In 18th installments of my CLASSIC ALBUM SERIES I’m yet to cover a Led Zeppelin album, but that changes now with the incredible Led Zeppelin IV. Released in 1971, their fourth album is my favourite of theirs and features eight incredible songs. Every album after this in my opinion struggled to match the greatness of the songs on this album, aside from perhaps Physical Graffiti. But there’s no doubt when I say this one album contained their best work, their most consistent songs and their most focused and driven playing.

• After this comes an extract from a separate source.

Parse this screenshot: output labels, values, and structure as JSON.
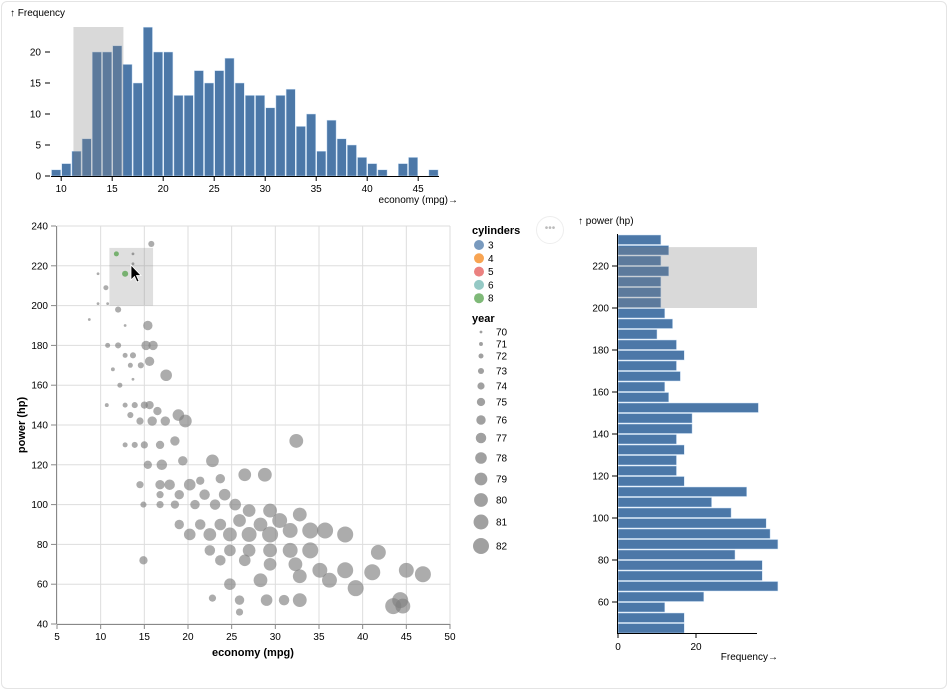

The song Black Dog opens the album which features one of the most complex and exciting riffs that Led Zeppelin ever came up with. It was John Paul Jones that initially thought of it, having wanted to compose a riff that people found hard to dance to. You take away the drums and he succeeded. The band came up with so many infectious riffs in their career and Black Dog, along with the following song Rock And Roll, are two of their all time best. Rock And Roll is a song all guitarists should learn to play at some point. The song is a pretty straight forward blues number but the opening drum sequence can really throw you off when you’re trying to play along. It’s almost like they deliberately tried to throw a spanner in the works with that one, but it fits the song perfectly. Looking back at their entire catalogue it’s easy to say that this song stands out as one of their most explosive. And it’s as addictive as hell.
- Black Dog
- Rock And Roll
- The Battle Of Evermore
- Stairway To Heaven
- Misty Mountain Hop
- Four Sticks
- Going To California
- When The Levee Breaks
Things head in a more mellow direction with The Battle Of Evermore which features singer songwriter Sandy Denny on guest vocals. The song has a distinctive folk feel to it with Jimmy Page playing mandolin on the song which resulting in John Paul Jones playing acoustic guitar. It’s a song that doesn’t stand out initially compared to the others but the more you listen to it the more you fall in love with it. Stairway To Heaven comes next which is probably my least favourite song on the album, yes you read that right. I’ve always considered this song overrated especially compared to the other songs on the album. I know it’s seen as one of the greatest songs of all time but I’ve never bought into that. While the guitar solo section in the final third of the song is exciting to listen to, everything else really doesn’t do that much for me. Just my opinion.
Things return to excellent form with Misty Mountain Hop. The song begins with John Paul Jones on electric piano and it’s yet another Zeppelin riff that latches itself onto your mind and refuses to let go. Plant is exceptional here. Four Sticks comes next but for me it’s always been the one track on this album that doesn’t seem to quite fit. Based around a riff that continues from start to finish with not much else going on, the song ends up feeling repetitive. Everything is righted with the next song, Going To California which is one of the best songs in the Led Zeppelin catalogue. The song doesn’t feature Bonham at all, instead going down the folk route the band had previously visited in The Battle Of Evermore. The song is absolutely beautiful and doesn’t need a catchy riff to stay in your head. The blend of Plant on vocals with Page on guitar and Jones on mandolin is exquisite, resulting in one of the best songs on the album.
When The Levee Breaks is the final track and I don’t think the band could have picked a better song to end on. Anchored by Bonham’s incredible drumming, which was recorded at the bottom of a stairwell at Headley Grande in Hampshire, which is where the band recorded a lot of the album. The unique sound of the drums were created by the natural reverb located at the bottom of the stairwell. That combined with the vocals, guitar, bass and harmonica create one hell of a song and one of the greatest songs of all time, period. I also consider it the best Led Zeppelin track by a country mile, and that’s saying something because their entire catalogue is full of so many gems.
Overall Led Zeppelin IV is a masterpiece even though I’m not a massive fan of Stairway To Heaven, at least compared to the hype surrounding it. When looking at their whole catalogue this is probably their most consistent album from start to finish and at eight songs in length it really hits the spot quickly. There’s no messing around, it’s to the point. The band would go on to reproduce the greatness found on this album on their 1975 album Physical Graffiti, which will be the focus of a future CLASSIC ALBUM SERIES article without a doubt, but Led Zeppelin IV really sums the band up perfectly. Catchy riffs, screaming vocals, beautiful playing and exciting ideas. It’s a must have for any record collection.